Em entrevista à BBC, o general Santos Cruz afirmou que a intenção do governo não é intervir no funcionamento das organizações, mas "coordenar" o uso de recursos públicos repassados às organizações com o objetivo de obter "melhores resultados" nas políticas públicas.
RELAÇÃO COM O MST
A PFDC também recomendou, sob pena de ações judiciais, que o Incra revogue o memorando que orientou os chefes do órgão a não receber representantes de entidades "que não possuem personalidade jurídica", como é o caso do MST (Movimento dos Trabalhadores Rurais Sem Terra), e "invasores de terras".
Na prática, o documento do Incra formaliza o rompimento do diálogo com o MST.
Para os procuradores da PFDC que atuam no Grupo de Trabalho da Reforma Agrária, a orientação do Incra pode acirrar a tensão no campo.
"Os potenciais beneficiários da política nacional de reforma agrária não podem ser prejudicados ou discriminados por cumprirem dois desígnios constitucionais: buscar a reforma agrária e se associarem livremente para tal fim", diz o documento, assinado por cinco procuradores da PFDC e pela chefe do órgão.
O Incra informou que a recomendação da PFDC está sendo "discutida internamente" e que a direção do órgão não iria se manifestar sobre o assunto.
AMPLIAÇÃO DO SIGILO
O decreto que ampliou o número de autoridades que podem decretar sigilo sobre informações públicas, hoje já revogado por Bolsonaro, também foi taxado de inconstitucional pela PFDC.
Antes da revogação, em mais um pedido para que a PGR questionasse o decreto no STF, a PFDC afirmou que as alterações "violaram diretamente os princípios democrático e republicano, que se interpelam e se confundem em suas dimensões de participação, transparência e controle da gestão pública", diz o documento assinado por Duprat.
O vice-presidente Hamilton Mourão (PRTB), responsável pela assinatura do decreto num momento em que substitui temporariamente Bolsonaro na Presidência, chegou a defender o texto e disse que a medida iria reduzir a "burocracia" na análise das informações do governo.
HINO NAS ESCOLAS
A PFDC também cobrou explicações do Ministério da Educação sobre a mensagem enviada pelo ministro Vélez Rodriguez pedindo que os alunos de escolas de todo o país fossem filmados cantando o Hino Nacional.
A mensagem de Vélez propunha aos diretores das escolas a leitura de uma carta com uma mensagem do ministro aos estudantes.

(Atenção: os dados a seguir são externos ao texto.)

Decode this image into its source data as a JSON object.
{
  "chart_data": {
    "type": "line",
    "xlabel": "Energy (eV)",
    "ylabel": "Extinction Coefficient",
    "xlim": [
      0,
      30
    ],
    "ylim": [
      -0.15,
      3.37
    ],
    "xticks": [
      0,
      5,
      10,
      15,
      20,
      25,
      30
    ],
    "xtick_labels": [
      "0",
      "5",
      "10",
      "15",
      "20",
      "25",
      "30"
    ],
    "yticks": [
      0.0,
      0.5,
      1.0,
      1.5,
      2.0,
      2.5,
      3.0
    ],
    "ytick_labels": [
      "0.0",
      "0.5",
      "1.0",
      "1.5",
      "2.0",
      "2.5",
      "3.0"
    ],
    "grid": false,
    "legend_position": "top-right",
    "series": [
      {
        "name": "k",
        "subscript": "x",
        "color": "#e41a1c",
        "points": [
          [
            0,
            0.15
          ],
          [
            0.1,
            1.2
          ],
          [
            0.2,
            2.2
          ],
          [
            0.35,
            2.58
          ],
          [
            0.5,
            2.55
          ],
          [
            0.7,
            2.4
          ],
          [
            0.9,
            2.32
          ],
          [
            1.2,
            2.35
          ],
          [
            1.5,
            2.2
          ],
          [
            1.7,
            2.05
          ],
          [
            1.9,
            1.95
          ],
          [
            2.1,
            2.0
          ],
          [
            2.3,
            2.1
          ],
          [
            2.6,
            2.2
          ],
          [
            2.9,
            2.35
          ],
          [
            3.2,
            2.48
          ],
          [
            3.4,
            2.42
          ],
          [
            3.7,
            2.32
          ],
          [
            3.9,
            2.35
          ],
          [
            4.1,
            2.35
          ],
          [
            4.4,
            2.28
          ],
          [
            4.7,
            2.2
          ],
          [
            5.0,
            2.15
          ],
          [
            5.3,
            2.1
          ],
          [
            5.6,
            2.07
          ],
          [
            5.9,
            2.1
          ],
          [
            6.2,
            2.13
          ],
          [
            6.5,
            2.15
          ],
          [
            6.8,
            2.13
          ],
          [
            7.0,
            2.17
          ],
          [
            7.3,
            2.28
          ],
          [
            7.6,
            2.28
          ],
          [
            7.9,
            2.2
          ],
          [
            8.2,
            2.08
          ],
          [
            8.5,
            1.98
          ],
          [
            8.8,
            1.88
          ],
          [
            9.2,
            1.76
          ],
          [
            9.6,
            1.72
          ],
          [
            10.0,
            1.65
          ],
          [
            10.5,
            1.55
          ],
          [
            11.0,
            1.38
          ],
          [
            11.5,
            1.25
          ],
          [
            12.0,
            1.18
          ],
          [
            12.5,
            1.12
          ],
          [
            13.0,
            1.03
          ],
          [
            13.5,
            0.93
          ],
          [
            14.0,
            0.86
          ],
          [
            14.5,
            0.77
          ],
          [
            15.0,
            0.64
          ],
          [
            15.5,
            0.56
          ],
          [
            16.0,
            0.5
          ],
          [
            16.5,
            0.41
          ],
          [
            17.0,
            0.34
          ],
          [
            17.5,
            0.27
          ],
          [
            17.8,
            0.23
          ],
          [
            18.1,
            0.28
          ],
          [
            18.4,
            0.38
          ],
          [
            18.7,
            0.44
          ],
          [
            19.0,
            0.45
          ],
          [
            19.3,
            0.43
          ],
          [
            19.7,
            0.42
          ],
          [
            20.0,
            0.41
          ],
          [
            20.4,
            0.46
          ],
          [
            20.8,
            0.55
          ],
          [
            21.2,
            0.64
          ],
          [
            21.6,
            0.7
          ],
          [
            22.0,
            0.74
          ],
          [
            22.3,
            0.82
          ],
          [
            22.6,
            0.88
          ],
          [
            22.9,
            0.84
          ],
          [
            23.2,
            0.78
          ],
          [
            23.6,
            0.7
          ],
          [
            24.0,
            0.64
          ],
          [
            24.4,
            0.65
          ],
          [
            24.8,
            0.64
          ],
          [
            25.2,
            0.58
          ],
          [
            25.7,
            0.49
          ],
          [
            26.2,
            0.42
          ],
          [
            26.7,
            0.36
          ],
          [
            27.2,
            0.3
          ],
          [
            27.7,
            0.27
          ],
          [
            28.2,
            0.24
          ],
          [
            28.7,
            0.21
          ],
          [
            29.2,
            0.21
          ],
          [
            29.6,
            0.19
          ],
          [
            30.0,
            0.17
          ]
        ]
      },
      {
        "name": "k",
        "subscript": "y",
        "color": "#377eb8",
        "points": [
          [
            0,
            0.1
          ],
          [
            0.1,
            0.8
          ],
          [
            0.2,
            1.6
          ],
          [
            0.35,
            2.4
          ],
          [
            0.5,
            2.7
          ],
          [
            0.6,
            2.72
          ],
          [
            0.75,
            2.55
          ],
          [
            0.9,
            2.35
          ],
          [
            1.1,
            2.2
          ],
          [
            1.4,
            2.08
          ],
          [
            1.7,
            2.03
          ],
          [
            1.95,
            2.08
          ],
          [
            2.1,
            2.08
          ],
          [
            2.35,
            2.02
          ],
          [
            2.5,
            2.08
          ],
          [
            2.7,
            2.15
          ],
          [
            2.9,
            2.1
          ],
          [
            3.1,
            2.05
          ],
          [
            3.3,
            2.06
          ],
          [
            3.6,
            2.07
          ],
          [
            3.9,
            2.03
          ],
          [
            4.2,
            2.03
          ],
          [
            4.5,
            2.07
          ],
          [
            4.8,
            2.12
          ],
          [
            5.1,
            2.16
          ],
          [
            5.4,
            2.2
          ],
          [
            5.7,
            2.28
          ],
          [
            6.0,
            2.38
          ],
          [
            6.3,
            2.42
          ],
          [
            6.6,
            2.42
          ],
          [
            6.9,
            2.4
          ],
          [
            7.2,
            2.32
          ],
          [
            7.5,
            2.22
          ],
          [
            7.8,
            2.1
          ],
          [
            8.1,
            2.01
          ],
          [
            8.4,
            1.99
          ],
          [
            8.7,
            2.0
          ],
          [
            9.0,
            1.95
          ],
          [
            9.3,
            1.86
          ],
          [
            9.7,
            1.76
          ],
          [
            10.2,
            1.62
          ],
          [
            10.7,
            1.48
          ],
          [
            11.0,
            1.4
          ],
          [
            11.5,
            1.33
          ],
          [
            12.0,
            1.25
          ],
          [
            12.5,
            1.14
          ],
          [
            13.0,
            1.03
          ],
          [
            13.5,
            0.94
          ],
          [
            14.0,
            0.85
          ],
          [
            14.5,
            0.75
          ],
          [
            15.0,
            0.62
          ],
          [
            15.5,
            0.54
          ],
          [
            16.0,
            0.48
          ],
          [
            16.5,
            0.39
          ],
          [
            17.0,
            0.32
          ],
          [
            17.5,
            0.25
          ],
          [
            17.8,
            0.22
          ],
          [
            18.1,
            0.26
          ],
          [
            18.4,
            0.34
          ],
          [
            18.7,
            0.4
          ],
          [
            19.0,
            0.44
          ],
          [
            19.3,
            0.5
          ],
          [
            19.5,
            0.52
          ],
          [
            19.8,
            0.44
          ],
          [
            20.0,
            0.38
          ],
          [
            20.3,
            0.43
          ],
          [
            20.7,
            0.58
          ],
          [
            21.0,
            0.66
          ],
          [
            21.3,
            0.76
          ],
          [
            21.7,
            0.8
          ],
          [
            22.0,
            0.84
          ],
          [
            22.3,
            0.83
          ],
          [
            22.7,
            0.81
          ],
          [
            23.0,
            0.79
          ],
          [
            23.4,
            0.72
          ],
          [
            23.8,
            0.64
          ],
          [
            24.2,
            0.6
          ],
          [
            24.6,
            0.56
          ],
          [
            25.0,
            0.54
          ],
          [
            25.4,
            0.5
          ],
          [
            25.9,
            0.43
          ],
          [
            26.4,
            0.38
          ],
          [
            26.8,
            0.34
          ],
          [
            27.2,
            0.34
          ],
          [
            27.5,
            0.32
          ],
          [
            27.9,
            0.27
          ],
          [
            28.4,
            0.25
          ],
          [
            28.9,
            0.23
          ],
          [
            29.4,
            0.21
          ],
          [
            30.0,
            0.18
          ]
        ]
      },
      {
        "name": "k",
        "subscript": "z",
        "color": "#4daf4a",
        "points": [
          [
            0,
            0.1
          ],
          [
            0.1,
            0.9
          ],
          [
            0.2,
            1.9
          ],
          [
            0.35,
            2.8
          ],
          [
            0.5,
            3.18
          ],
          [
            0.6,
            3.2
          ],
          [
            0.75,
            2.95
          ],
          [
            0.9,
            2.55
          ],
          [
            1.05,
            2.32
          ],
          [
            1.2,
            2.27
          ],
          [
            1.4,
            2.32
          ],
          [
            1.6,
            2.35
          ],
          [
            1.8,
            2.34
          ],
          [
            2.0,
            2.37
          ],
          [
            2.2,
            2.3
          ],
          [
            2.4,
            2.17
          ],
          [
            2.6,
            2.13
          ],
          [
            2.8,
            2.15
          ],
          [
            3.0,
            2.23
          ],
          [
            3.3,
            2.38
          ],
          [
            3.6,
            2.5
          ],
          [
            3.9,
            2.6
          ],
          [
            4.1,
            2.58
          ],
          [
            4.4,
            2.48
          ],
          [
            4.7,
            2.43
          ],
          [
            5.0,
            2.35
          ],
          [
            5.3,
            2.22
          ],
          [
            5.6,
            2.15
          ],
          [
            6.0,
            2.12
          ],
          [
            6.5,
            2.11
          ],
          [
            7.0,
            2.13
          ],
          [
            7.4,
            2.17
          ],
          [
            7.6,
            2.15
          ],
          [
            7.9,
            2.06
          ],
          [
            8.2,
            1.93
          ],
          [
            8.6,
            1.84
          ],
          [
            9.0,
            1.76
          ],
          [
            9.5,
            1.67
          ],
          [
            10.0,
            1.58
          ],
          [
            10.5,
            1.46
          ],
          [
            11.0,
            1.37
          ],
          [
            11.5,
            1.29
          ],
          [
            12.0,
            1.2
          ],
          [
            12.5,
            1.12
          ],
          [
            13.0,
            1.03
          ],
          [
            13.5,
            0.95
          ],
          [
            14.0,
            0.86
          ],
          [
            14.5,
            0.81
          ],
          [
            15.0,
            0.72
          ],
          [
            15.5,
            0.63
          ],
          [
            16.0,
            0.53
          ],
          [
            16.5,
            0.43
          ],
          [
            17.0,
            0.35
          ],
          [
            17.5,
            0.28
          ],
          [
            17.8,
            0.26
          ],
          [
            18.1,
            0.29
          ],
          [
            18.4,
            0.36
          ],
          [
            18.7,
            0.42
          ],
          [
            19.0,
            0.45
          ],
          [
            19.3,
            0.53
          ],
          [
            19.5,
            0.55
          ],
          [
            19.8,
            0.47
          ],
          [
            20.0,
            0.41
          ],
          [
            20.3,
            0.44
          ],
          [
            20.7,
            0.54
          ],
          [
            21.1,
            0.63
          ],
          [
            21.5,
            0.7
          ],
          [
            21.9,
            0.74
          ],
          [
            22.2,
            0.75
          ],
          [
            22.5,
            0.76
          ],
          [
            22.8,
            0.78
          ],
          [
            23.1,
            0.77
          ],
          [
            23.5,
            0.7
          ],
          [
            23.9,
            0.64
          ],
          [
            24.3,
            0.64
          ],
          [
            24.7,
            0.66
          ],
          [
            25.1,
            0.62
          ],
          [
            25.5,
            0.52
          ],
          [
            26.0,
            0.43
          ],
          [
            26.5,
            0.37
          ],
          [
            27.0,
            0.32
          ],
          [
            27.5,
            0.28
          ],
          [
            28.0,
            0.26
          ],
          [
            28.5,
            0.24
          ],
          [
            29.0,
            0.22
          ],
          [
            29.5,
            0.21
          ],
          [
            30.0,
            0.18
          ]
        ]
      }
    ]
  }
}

O texto assinado por Vélez finalizava com o slogan da campanha eleitoral do presidente Bolsonaro: "Brasil acima de tudo. Deus acima de todos".
Para a procuradoria, o vídeo dos alunos poderia ferir a proteção à imagem das crianças garantida pelo ECA (Estatuto da Criança e do Adolescente), e o uso do bordão de campanha numa comunicação oficial do governo poderia caracterizar um ato de improbidade administrativa.
O ministro recuou da ideia de filmar os estudantes e retirou o slogan eleitoral da mensagem enviada às escolas.